Os muitos mundos da guineense Karyna Gomes em Porto Covo
Antes de subir ao palco para abrir o segundo dia do Festival Músicas do Mundo, a cantora confessou ao DN estar a viver um sonho por poder mostrar a nova música do seu país
Faltava pouco para subir ao palco quando Karyna Gomes se cruzou com o DN nos bastidores do Festival Músicas do Mundo, que neste segundo dia em Porto Covo deu especial destaque aos ritmos oriundos do continente africano – além da cantora guineense atuaram também os malianos Bamba Wassoulou Groove e o brasileiro BNegão, que mescla as sonoridades negras com rock, jazz e samba. “Vou dar o meu melhor, é o que posso prometer. Estou muito contente por estar cá, porque toda a gente que atua na área da world music sonha em estar presente um dia neste festival. É um sonho realizado, é só o que consigo dizer”, começou por confessar, com o tradicional nervosismo dos artistas antes de enfrentarem o público. E era já muito o que por esta altura quase lotava o Largo Marquês de Pombal, em Porto Covo.
Karyna Gomes, 40 anos, editou o disco de estreia Mindjer apenas em 2014, mas já é considerada uma verdadeira diva da nova música africana de origem lusófona, pelo modo como mistura a tradição musical do seu país, materializada em instrumentos tradicionais como a kora, com géneros mais urbanos como a soul e o R&B.
“Procuro sempre fazer o exercício contrário e esvaziar-me desse estatuto, para me encher do que é essencial para continuar a trabalhar. Prefiro encarar isso como uma responsabilidade para dar às pessoas tudo aquilo que esperam de mim em palco. A partir do momento em que temos um estatuto, e não sei se o tenho, temos de honrar essa responsabilidade, porque é algo vindo de quem nos ouve”, explica.

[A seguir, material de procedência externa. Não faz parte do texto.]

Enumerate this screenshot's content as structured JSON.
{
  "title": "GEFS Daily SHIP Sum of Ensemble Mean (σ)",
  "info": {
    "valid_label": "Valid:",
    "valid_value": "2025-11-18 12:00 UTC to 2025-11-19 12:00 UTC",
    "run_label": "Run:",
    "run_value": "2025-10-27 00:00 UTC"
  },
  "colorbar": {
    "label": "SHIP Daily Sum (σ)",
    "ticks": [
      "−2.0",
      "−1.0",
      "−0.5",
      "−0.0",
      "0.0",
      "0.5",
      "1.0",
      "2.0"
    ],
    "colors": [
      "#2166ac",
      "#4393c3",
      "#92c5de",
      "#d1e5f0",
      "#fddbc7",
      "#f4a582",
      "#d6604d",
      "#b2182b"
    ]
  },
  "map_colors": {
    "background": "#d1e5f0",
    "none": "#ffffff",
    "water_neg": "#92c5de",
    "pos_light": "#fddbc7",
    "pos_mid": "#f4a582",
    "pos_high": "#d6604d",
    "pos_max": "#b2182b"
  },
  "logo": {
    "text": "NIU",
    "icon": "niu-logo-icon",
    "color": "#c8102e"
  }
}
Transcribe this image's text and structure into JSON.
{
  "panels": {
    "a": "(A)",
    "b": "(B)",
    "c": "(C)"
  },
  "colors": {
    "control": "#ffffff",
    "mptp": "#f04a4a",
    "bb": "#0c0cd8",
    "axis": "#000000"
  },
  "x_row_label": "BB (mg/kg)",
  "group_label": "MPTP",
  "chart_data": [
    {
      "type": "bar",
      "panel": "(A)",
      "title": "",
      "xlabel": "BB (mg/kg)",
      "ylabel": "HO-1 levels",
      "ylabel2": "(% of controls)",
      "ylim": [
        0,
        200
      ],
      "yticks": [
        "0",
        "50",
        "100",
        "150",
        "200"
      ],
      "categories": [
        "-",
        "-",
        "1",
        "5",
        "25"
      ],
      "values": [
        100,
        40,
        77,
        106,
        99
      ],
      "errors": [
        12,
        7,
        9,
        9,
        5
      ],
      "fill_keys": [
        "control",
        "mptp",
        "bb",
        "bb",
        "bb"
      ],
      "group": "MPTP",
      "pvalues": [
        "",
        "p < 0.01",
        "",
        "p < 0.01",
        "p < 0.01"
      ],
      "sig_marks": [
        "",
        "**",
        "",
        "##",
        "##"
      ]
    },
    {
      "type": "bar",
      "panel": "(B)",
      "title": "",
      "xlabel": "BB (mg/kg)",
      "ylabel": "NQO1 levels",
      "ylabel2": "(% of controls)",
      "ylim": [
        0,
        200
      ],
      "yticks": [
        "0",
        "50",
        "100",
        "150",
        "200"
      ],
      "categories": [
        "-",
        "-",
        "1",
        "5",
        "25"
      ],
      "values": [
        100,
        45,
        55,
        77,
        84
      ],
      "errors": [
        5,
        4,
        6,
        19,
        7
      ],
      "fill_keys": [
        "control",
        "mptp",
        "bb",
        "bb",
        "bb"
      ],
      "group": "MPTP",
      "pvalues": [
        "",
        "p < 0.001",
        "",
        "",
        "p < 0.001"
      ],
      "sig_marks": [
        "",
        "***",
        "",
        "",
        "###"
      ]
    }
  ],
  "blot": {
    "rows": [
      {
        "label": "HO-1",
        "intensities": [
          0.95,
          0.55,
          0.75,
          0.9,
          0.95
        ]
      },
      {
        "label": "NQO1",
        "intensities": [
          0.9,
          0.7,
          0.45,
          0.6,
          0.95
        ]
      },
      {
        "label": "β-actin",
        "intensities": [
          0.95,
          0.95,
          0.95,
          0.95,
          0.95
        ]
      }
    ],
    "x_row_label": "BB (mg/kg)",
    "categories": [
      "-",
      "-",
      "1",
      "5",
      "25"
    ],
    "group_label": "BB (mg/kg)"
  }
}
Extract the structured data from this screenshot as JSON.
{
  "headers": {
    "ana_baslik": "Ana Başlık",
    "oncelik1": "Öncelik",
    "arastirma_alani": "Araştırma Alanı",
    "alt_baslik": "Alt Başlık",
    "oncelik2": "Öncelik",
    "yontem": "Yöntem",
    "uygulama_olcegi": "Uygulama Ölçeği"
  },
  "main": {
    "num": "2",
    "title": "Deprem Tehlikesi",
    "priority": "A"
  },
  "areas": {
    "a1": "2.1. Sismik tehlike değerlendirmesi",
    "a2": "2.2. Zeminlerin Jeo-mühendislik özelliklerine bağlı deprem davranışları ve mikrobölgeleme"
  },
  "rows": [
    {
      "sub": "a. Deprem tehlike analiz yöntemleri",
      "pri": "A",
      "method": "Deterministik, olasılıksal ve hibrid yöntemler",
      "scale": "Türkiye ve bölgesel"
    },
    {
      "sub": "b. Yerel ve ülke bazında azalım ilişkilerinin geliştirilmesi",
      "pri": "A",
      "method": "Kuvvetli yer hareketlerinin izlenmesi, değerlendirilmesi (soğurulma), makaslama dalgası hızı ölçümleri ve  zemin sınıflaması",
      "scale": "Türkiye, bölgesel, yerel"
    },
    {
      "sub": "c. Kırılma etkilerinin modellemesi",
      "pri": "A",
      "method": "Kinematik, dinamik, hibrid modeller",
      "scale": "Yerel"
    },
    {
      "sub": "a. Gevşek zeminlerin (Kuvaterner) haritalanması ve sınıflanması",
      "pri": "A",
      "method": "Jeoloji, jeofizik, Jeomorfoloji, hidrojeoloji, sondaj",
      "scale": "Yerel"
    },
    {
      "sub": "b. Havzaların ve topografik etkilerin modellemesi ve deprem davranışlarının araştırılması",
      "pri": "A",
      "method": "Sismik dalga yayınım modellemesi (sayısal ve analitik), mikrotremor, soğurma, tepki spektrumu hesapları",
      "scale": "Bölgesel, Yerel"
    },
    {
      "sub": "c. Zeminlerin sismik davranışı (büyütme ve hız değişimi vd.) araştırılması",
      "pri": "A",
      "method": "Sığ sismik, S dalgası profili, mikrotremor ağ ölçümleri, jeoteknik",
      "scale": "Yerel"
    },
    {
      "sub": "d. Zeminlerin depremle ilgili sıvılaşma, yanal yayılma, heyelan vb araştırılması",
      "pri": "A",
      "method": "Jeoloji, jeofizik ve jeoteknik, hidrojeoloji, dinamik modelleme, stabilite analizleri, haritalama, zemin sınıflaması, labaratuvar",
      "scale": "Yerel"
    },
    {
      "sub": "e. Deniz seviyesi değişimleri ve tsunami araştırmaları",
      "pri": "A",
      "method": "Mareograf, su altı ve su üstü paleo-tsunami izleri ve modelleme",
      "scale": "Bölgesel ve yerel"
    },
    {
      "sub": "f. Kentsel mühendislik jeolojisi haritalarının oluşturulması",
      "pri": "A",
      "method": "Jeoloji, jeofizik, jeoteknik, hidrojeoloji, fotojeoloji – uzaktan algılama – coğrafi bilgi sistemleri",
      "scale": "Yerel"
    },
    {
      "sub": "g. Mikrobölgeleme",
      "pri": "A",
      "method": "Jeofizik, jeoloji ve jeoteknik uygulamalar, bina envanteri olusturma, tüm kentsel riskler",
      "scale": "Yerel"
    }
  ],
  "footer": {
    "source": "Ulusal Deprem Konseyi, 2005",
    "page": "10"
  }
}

Natural de Bissau, Karyna Gomes é filha de pai guineense e mãe cabo-verdiana e desde muito cedo começou a ouvir todo o tipo de música, dos clássicos cubanos e brasileiros à soul e ao jazz, passando ao pop de Michael Jackson ou Whitney Houston. Começou a cantar em meados dos anos 1990, no coral de gospel brasileiro Rejoicing Mass, durante o período em que estudou Comunicação no Brasil, ao abrigo de uma bolsa de estudo. Aí tomou também contacto com a bossa nova, outra das suas mais assumidas influências musicais. Tudo isso faz hoje parte da sua música, mesmo quando cantada em crioulo, algo de que não abdica. “A nossa verdadeira identidade é a língua. Quando nascemos somos como um CD virgem e ao longo da vida vamos gravando tudo o que nos molda culturalmente. Hoje em dia, o meio em que crescemos mistura-se com influências do mundo todo, especialmente numa época em que o ser humano viaja cada vez mais e tem acesso a toda a informação através da internet. Sou uma cantora urbana, mas que também tem uma raiz tradicional, como quase todos os músicos africanos. A minha música é isso mesmo, a minha música da Guiné”, defende.
E a verdade é que não é preciso entender as palavras para se sentir a música. “Costumo dizer que a música mestiça é aquela que toca toda a gente, porque tem várias costelas, tal como eu. É um cliché, eu sei, mas a música é mesmo uma linguagem universal.” Ainda recentemente teve a prova disso mesmo, num dueto com um cantor islandês. “Encaixou-se muito bem no meu ritmo africano, sem deixar de cantar na língua dele. Até hoje não sei o que ele estava a dizer, mas fica a ideia que realmente interessa: o planeta é o mesmo, é iluminado pelo mesmo Sol e estamos todos unidos.” Tal como toda esta gente, ontem, ali em frente ao palco se juntou para a ouvir.